On the Yandex case and the dual nature of digital ecosystems

Digital Markets
On the Yandex case and the dual nature of digital ecosystems
Photo: https://www.tcs.com/perspectives/articles/the-view-inside-seizing-opportunities-in-an-ecosystem-economy 20.01.2022 1511

The case of the SERP features of Yandex refers to a new type of disputes in antitrust law, which arise from the peculiarities of the development of digital ecosystems. The difference between ecosystems and organizations of the industrial age is that their boundaries are more blurred, and the participants in the ecosystem are both inside and outside it at the same time. The coalition companies that opposed Yandex, in this case, are also members of the Yandex ecosystem (they depend on the search service for their work, and Yandex depends on indexed materials supplied by coalition members to be attractive to its users), but as well as its competitors. The dual nature of their relationship is a distinctive feature of the ecosystem model of business organizations in the digital economy. In this model, economic entities are united by a variety of weak ties that form the fabric of the digital ecosystem.

Challenge for the regulator

There is much debate in the antitrust world today about how to properly regulate these new relationships. A number of cases that have swept across jurisdictions from the U.S. to China in the past couple or three years all share one question: how to resolve disputes between participants in ecosystems that are simultaneously in a synergistic and competitive relationship? Disputes about fees in Apple's ecosystem, about how algorithms work in Meta, about product ranking in Amazon, the requirements for members of the Alibaba or Booking.com ecosystems, and the prioritizing their own services in the Google or Yandex ecosystems. Despite the different nuances, all of this is essentially about the rules of operation of digital ecosystems that bring together many different independent players (be they game developers or product retailers).

In the traditional antitrust of the industrial age, such disputes were relatively rare, since the boundaries of the firm were most often clear — and everything that was covered in the industrial economy by corporate or close contractual ties within a group of persons was perceived in antitrust law as a single economic entity.

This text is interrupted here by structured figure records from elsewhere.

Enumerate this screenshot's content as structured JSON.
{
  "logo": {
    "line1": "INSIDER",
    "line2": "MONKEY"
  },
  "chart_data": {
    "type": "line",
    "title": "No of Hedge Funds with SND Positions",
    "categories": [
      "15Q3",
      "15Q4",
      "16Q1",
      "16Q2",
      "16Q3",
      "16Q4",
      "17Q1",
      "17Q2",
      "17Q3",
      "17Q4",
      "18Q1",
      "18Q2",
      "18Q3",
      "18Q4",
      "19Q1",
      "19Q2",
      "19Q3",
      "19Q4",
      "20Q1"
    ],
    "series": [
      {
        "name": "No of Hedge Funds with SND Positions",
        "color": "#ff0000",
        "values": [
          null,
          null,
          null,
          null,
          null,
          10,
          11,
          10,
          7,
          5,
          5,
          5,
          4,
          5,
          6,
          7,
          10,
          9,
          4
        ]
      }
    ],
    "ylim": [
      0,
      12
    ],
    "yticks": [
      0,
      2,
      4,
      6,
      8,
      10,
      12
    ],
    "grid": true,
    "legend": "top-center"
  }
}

But in the digital ecosystem economy, the boundaries between internal and external have become so blurred that competition authorities are increasingly forced to deal with disputes between participants and organizers of ecosystems, which cannot be classified as a single business, but are interwoven by a multitude of often poorly formalized connections. These ties nevertheless create a sustainable economic organism, which is called an ecosystem, albeit a digital one. Resolving these ecosystem relationships is a new challenge for antitrust policy worldwide. 

On power and compromise 

So far, there are many difficulties with this. For example, in the European case against Google (commonly referred to as the Google Shopping case), similar to the case of the SERP features of Yandex, the antitrust response measures that the European Commission agreed with Google did not work and, by the admission of the head of the European antitrust regulator, Ms. Vestager, did not lead to an alignment between Google and the participants of its search ecosystem. 

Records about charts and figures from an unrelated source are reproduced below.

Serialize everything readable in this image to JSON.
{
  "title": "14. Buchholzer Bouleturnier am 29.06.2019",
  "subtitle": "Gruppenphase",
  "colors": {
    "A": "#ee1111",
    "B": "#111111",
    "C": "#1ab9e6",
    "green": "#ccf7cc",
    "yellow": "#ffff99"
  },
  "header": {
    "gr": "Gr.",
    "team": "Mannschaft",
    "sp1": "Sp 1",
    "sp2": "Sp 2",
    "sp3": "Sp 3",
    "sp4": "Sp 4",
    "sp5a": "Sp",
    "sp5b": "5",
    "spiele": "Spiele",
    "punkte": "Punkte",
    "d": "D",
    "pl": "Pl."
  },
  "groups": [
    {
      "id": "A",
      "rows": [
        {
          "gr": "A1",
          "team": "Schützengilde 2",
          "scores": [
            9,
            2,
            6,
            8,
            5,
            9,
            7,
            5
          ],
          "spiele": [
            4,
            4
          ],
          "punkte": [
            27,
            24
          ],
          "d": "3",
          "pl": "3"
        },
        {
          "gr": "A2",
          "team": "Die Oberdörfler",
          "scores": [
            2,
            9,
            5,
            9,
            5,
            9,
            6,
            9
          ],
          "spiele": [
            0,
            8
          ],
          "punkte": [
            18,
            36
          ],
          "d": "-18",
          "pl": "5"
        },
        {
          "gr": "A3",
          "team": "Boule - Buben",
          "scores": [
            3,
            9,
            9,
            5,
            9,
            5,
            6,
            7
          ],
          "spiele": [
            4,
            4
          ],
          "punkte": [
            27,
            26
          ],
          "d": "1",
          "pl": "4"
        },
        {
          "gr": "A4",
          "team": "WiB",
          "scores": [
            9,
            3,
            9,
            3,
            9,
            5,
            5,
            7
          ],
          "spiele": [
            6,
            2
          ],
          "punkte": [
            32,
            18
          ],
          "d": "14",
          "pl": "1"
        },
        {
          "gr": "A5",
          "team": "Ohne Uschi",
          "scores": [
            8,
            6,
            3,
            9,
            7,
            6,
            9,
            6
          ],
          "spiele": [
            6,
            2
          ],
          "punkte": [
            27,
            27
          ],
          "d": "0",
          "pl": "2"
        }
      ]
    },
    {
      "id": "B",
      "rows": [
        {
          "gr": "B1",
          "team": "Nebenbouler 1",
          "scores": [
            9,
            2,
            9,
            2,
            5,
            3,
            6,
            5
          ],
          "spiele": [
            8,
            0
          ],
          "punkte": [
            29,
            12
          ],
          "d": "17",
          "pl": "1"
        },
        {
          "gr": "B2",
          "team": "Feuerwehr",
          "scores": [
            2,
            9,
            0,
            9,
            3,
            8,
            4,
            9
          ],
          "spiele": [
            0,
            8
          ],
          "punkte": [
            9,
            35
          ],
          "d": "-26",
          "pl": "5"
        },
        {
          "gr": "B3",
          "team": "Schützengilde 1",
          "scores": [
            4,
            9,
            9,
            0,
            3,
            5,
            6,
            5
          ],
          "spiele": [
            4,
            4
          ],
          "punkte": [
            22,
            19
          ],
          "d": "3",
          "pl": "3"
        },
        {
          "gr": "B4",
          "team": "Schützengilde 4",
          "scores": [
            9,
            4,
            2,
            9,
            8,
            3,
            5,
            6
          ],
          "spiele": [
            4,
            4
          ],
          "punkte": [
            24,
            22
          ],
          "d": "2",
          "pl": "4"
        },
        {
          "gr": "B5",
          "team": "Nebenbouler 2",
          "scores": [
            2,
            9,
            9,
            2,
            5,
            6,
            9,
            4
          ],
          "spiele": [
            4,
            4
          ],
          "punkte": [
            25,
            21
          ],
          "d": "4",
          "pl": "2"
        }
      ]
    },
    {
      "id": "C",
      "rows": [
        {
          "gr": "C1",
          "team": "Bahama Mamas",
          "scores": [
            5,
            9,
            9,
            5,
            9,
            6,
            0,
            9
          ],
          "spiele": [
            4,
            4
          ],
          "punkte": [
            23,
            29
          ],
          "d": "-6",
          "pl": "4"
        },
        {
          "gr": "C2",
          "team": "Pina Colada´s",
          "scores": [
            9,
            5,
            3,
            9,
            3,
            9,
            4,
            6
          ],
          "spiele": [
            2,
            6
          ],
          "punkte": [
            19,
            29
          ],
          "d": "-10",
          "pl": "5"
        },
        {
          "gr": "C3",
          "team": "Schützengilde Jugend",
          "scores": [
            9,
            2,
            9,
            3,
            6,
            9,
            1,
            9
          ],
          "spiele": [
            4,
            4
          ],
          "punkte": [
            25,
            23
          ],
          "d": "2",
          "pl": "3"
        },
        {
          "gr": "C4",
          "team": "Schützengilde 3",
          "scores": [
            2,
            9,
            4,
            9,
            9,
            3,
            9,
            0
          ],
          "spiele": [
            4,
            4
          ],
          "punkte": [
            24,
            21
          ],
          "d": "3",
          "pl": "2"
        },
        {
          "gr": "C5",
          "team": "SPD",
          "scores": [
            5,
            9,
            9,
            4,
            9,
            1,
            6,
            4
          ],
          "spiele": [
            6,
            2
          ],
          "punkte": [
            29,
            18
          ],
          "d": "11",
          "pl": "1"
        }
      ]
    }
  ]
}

The participants in the case of the Yandex SERP features went to a settlement agreement, which demonstrates the very aspect of codependency, inherent in the digital economy, which creates the conditions for compromise: "Yandex is also dependent on working with the coalition, and the relationship between the players is difficult to regulate by existing antitrust means. The second important characteristic of the reached settlement agreement was that the leaders of the respective market segments were on the side of the coalition, and their negotiating position was very strong. However, small players will not always be able to rely on market self-regulation, as happened in this case. They will rely only on state regulation, which means that the role of the FAS increases when digital giants like Yandex are on one side and small companies on the other. 

On the antitrust update

We observe the regulator's flexibility and its willingness to compromise when it understands the complexity of the antitrust dispute due to the novelty of economic relations. But at the same time, we see the need to change approaches to antimonopoly regulation so that the regulator has more tools and understandable procedures to protect competition in the ecosystem economy. Almost all leading law enforcement agencies have now taken this path: in Europe, a law is being adopted on the gatekeepers of the digital economy, China has a whole set of new rules for ecosystem operations that focus on transparency of algorithms and nondiscrimination of participants; the United States has a large package of initiatives aimed at regulating competition within ecosystems. I hope that in Russia, too, antitrust law will be adapted to these new conditions, so that the regulator can promptly apply measures to protect competition in the ecosystem economy without waiting for lengthy negotiations and compromise decisions by market participants.